İYİ Parti birkaç ay önce ‘Milletin Yönetim Sistemi: İyileştirilmiş ve Güçlendirilmiş Parlamenter Sistem‘ başlıklı, böyle bir konu için fazlaca uzun sayılabilecek 66 sayfalık bir metin yayınladı. Bu ve benzer metinlerin bir talihsizliği, ne kadar emek harcanırsa harcansın okunmaması. Hazırlayanlar dışında, 66 sayfalık sistem önerisini baştan sona okuyan bir İYİ Partili var mıdır, emin değilim. Diğer partilerde de durum farklı değil. Partilerin benzer yöndeki gerekli ve yararlı çabalarını, kısa yayınlarla tanıtmaları daha verimli olur. Görebildiğim kadarıyla İYİ Parti, bu metindeki görüşlerini farklı mecralarda ‘yer ve durum’a uygun uzunlukta yazı ve sözlerle anlatıyor.

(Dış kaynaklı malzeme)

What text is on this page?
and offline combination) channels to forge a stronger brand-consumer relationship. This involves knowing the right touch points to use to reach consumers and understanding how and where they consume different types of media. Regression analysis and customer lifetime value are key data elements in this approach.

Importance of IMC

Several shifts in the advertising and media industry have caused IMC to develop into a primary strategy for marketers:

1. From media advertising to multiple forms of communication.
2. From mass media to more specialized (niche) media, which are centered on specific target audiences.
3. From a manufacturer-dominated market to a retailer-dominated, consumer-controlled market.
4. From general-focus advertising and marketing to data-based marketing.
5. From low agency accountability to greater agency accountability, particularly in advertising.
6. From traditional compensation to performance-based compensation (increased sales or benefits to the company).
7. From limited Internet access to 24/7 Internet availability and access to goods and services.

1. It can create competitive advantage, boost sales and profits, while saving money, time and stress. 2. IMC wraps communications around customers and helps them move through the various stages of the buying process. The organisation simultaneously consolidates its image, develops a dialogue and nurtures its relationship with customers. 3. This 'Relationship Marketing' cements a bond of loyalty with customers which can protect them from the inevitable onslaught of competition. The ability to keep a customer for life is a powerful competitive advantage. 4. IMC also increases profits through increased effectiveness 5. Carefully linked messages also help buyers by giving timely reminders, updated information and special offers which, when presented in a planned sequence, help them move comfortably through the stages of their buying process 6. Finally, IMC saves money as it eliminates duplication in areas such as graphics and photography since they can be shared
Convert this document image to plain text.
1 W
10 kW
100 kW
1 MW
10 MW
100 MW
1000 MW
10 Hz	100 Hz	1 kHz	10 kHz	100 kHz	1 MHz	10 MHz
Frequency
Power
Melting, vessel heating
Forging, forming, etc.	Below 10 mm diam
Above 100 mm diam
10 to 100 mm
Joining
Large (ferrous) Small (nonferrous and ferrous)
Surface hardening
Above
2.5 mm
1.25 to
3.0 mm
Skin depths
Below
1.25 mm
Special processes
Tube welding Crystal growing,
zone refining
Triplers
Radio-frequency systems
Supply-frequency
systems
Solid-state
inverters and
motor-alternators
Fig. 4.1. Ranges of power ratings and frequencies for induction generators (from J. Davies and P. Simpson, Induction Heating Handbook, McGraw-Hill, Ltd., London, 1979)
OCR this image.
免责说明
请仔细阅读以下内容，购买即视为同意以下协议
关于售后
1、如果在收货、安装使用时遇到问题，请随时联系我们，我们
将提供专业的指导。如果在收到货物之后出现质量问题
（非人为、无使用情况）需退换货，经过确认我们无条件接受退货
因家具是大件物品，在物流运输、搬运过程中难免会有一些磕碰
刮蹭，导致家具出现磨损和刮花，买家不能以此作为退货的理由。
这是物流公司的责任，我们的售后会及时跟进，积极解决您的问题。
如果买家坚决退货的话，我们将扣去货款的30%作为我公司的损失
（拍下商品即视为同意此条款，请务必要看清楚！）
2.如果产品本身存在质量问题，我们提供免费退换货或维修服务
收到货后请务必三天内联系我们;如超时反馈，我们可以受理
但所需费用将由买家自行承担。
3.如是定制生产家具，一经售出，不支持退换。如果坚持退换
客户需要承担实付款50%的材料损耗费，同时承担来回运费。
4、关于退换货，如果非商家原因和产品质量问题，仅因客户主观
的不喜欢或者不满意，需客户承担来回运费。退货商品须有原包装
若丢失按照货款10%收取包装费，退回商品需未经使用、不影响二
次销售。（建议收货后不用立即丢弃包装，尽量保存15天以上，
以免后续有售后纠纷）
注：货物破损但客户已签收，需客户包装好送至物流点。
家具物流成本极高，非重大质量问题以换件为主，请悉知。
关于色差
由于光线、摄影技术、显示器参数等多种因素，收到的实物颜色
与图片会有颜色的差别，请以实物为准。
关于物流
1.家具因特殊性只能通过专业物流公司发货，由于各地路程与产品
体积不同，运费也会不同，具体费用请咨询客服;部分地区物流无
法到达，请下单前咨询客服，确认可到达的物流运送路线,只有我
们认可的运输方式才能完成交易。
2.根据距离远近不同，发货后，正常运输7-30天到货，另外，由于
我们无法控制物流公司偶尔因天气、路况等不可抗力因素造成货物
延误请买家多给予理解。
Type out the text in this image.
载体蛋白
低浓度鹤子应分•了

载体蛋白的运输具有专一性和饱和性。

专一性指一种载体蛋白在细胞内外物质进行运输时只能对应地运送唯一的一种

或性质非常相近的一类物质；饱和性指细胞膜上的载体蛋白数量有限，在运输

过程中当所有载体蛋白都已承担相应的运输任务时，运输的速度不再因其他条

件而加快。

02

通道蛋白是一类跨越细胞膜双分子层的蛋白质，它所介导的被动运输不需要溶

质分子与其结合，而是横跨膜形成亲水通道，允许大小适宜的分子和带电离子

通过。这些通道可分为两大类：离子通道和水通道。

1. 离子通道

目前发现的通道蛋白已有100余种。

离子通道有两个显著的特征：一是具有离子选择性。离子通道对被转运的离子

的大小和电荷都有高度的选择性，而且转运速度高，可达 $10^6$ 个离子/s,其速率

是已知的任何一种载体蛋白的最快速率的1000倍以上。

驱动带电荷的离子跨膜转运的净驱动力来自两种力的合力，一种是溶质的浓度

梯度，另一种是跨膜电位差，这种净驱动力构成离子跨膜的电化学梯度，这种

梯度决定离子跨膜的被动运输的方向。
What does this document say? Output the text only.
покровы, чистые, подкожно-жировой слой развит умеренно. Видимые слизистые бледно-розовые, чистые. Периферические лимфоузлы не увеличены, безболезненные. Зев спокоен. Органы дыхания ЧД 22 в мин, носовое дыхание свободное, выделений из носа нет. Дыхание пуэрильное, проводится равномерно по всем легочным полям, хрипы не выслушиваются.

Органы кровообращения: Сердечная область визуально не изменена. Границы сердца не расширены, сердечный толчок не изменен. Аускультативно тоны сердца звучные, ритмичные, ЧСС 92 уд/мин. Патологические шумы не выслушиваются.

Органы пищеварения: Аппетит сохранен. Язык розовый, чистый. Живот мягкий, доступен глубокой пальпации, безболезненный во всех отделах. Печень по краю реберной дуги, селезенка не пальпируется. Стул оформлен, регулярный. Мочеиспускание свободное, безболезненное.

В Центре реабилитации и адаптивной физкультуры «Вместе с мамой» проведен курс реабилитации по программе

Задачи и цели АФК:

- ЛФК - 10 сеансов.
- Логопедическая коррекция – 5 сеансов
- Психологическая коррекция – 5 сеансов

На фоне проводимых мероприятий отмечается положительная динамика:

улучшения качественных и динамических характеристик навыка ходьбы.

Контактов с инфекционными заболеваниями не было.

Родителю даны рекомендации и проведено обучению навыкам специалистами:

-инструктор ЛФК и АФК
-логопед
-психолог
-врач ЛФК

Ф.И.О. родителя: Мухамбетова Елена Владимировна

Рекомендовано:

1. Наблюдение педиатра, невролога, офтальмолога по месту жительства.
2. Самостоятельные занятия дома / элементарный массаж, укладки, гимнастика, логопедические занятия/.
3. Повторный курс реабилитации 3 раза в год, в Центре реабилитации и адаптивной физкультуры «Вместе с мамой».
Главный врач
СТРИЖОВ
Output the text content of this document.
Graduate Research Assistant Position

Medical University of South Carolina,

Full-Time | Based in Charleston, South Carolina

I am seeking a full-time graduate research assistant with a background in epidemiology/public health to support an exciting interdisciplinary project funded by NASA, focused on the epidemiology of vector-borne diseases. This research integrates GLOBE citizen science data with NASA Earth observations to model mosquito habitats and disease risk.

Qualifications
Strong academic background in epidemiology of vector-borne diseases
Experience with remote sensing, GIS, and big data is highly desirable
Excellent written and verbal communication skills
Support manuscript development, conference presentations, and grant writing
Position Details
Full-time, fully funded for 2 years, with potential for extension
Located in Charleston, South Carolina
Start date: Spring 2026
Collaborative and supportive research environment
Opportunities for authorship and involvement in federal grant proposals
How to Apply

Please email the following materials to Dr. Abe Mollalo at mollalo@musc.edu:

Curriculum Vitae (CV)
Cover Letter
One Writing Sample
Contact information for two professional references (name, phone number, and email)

Hocamız Mümtaz Soysal, anayasaların başlangıç (dibace) kısımlarını klasik Türk müziğindeki peşreve, operadaki uvertüre benzetirdi. Başlangıç metinleri önemli, nasıl başlarsa öyle gider genellikle ve hem içerik hem de başlayanların dünya görüşü hakkında epey fikir verir. Öncelikle, İYİ Parti sistem önerisinin pek çok bakımdan başarılı olduğunu, özenle hazırlandığını ve bir-iki konu dışında umut verici olduğunu söylemeliyim.
Yaklaşık dört sayfalık başlangıçta, hâlihazırdaki sistemin OHAL koşullarında kabul ettirildiği belirtiliyor, peşi sıra gelen yönetilemezlik krizi üzerinde duruluyor ve İYİ Parti’nin önerdiği sistemin huzur, refah, özgürlük getireceği, dahası, bu önerinin bir ihtiyaç olduğu dile getiriliyor. Parlamenter sistemin Türkiye açısından tarihsel değeri özellikle vurgulanmış. Parti, bu sistem önerisini bir ‘söz’ olarak sunmuş, fakat sunarken yalnızca millete değil, ‘Yüce Türk Devleti’ne bir armağan olacağının altını çizmiş.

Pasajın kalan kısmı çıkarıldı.